Hydride Transfer Stereospecificity in Methenyl-Tetrahydromethanopterin: Donor-Dependent Effects

Pterin derivatives play crucial roles in various biological processes across organisms from bacteria to mammals. Despite extensive research, intriguing questions remain, especially regarding hydride transfer reactions involving molecules like methylene-tetrahydromethanopterin and methylene-tetrahydrofolate. These reactions are catalyzed by dehydrogenases such as MtdA, MtdB, and the F420-dependent enzyme, yet their catalytic mechanisms, the origins of their stereospecificity and the contrasting stereochemistry of analogous non-enzymatic reactions are not yet fully understood.

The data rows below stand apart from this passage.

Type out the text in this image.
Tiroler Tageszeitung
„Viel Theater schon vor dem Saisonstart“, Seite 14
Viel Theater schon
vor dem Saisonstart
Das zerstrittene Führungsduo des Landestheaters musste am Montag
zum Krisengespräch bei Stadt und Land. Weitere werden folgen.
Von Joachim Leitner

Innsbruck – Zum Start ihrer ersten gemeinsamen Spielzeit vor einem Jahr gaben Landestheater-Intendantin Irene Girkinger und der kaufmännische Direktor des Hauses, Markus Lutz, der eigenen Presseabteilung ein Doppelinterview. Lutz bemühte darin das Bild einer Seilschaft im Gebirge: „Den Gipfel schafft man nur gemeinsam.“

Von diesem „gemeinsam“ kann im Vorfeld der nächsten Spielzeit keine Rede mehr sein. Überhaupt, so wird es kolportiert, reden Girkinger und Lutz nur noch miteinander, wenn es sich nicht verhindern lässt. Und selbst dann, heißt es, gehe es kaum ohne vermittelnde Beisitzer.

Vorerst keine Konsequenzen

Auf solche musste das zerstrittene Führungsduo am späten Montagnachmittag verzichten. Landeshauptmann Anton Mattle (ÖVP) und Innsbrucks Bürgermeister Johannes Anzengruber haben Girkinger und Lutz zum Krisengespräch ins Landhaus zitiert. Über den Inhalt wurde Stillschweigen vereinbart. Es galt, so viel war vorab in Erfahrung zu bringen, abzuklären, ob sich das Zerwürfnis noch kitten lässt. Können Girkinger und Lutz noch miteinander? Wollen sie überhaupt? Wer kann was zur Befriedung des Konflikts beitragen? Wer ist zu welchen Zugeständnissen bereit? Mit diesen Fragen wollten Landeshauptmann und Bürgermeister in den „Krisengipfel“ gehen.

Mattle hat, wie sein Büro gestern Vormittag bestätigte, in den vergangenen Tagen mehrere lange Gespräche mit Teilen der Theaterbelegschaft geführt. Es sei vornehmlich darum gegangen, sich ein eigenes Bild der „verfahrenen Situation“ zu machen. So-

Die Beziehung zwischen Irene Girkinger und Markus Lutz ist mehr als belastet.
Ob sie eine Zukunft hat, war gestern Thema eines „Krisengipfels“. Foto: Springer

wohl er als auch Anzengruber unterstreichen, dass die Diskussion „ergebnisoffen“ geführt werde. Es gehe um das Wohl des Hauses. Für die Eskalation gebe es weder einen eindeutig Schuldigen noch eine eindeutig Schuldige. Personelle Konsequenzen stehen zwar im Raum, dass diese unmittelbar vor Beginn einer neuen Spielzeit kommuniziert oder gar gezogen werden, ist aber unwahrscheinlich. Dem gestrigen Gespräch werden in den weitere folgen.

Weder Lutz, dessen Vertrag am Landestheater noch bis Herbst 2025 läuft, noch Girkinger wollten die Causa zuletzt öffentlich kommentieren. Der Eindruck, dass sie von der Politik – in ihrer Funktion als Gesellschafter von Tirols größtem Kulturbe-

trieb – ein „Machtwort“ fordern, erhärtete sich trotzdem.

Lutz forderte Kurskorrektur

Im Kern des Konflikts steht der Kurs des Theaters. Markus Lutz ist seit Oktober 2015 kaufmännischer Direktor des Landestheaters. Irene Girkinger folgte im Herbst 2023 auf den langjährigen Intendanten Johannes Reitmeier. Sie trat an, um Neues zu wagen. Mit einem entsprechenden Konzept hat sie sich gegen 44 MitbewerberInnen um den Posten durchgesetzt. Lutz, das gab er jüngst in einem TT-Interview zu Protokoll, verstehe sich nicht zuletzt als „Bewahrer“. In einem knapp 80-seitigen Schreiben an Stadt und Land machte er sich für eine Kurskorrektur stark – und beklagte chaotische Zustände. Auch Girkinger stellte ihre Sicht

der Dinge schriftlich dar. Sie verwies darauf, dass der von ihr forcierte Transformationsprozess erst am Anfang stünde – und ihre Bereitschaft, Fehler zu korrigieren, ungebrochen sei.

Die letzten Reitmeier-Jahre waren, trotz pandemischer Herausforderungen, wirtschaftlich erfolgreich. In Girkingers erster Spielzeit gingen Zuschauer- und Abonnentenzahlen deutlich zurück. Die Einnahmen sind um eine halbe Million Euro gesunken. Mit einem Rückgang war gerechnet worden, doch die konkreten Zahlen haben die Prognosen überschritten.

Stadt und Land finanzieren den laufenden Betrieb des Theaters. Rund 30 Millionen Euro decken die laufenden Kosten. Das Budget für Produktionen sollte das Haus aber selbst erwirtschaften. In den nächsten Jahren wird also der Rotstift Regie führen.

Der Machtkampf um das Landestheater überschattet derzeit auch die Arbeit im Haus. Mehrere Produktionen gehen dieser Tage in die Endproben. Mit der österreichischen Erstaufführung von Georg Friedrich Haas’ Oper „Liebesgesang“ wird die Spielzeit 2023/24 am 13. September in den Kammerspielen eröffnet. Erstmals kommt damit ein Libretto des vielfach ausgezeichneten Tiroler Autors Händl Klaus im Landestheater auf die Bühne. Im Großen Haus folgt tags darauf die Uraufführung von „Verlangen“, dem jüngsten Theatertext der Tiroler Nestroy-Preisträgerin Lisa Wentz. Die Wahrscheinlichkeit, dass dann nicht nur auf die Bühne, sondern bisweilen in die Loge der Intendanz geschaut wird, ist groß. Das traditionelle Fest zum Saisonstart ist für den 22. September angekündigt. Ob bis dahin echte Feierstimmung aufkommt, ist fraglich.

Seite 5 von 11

In this study, we modeled the behavior of a simplified version of methylene-tetrahydromethanopterin in aqueous solution and investigated non-enzymatic hydride transfer from various donors to an equally simple methenyl-tetrahydromethanopterin model, in order to identify factors influencing activation energy and stereospecificity. Our findings show that methylene-tetrahydromethanopterin adopts a conformation enhancing C-H bond reactivity in the pro-S orientation. On the other hand, its cationic derivative preferentially accepts hydride units on the Si face from smaller donors, a preference that decreases and even reverses with larger donors like 1,4-dihydropyridines. These insights enhance the understanding of pterin-related enzymatic catalysis and might be useful in the design of pterin-based biocatalysts.